Several teachers involved in Wednesday’s industrial action spoke to WSWS reporters, voicing their disgust with the government and the unions and describing the declining state of government schools in Sri Lanka.
Sumedha, a drama teacher from Veyangoda, said: “The trade unions have tried to destroy teachers’ morale. They keep saying that they’re going to stop talking with the government but they repeatedly do this. The union leaders are the government’s representatives and regardless of what is negotiated, these governments do not solve a single issue facing the people.
“I didn’t vote for either of the major parties and voted for JVP as a protest in the election. But the JVP is now even closer to the capitalist establishment and has no alternative program against the major parties.”

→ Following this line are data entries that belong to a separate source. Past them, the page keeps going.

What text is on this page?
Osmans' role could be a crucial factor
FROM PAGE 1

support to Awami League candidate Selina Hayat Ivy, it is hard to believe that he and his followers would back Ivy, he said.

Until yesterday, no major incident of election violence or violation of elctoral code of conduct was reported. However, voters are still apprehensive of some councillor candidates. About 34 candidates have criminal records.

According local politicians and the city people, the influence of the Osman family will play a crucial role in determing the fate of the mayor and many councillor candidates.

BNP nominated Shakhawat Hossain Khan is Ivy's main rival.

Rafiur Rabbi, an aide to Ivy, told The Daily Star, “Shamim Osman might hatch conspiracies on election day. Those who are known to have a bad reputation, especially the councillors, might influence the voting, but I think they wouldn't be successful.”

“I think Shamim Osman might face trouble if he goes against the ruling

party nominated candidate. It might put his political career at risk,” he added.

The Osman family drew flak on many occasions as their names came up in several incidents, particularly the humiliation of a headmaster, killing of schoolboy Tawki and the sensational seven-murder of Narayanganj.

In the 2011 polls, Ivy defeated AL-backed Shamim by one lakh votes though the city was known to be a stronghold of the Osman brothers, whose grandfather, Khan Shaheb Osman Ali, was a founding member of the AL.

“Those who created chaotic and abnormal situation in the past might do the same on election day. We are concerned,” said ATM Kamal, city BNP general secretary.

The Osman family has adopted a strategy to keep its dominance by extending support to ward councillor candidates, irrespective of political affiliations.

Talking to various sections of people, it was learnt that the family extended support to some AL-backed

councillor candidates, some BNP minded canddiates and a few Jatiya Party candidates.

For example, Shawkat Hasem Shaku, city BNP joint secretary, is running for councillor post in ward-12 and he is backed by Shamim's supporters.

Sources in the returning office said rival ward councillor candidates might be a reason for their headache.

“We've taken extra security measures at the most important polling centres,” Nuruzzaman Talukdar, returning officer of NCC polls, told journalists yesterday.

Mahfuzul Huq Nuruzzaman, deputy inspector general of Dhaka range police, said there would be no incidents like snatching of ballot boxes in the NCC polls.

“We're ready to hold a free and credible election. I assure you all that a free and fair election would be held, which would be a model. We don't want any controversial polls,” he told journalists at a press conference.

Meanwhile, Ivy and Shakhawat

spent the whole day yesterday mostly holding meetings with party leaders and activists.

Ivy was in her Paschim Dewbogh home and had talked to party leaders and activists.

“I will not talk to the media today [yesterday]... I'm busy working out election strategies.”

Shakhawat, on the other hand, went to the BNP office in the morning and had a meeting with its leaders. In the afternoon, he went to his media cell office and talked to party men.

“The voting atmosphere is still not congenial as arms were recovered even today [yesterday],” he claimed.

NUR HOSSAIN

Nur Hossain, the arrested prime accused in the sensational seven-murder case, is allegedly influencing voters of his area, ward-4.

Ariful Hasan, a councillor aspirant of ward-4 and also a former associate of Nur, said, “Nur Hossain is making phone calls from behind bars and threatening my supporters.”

Najeeb, a principal at an Anuradhapura school, and several other teachers from the same facility, joined in the discussion. They said that teachers were fighting not just for their rights, but in opposition to the government cuts to the education sector.
“Students are being made to pay for various activities within the school,” Najeeb said. “Students and parents have lost confidence in school education and, as a result, have turned to private classes. There’s no money for effective academic and extra-curricular activities in schools. Every government has cut allocations to education and started to privatise it. There’s a need for a wider struggle to protect free education.”
Another staff member from the same school said that he and other teachers were being compelled to take more private tuition classes because their salaries were too low. He said he had no free time and that his life was hard.
Udara, a science teacher at a school in Ja-Ela, said: “The teachers’ struggle has reached a very critical stage. Discussions with the government have not produced a solution and it’s clear that governments have no intention of solving teachers’ problems. The trade unions are aware of this but keep calling for further talks. The discussion among teachers is for an indefinite strike. They believe that they can’t achieve anything without this sort of a fight.”
Udara said he was interested in the SEP’s perspective and its call for the establishment of action committees. “All workers, including teachers, need to have a movement that can fight for their real interests. It’s clear to me that action committees are the sort of organisation that gives the workers the opportunity to fight based on their strength and their real interests.”
A vice principal from a Jaffna school told the WSWS: “The unions do not make any proper announcements or preparations regarding our struggle. They only share information through press releases. Because all the unions work separately, there’s a lack of solidarity among teachers.
“It’s a good sign that all the teachers in the North have expressed their support for this struggle even though the Ceylon Tamil Teachers Union did not participate in the strike. Their stand on Tamil nationalism is an act that opposes solidarity between Tamil and Sinhala teachers in this country and is a dangerous thing.”
S. Tiraviyanatan, said: “The government is ignoring the teachers’ struggle and its demands. It keeps cutting social spending and refuses to agree to the strikers’ demands. This is all happening because it is under the dictates of the International Monetary Fund.
“All workers must unite and fight together. They cannot do anything by standing separately. It’s time for all workers—teachers and workers from the railway and the banks—to fight together and not be divided by their professions or trade unions.”
Sanjeev, an Advanced Level Student from Jaffna Central College, said: “Everyone at our college fully supports the teachers’ struggle. Teachers face many difficulties and unless their problems are resolved and they’re in a happy situation, they cannot teach us properly. Many teachers are in debt to the banks and after paying their loans they only have a small amount to live on each month. The government has to pay the salaries that the teachers are demanding.”
Sanjeev said many students were from poor families and did not have access to a decent education. “It’s the government’s responsibility to provide proper education facilities for students,” he said.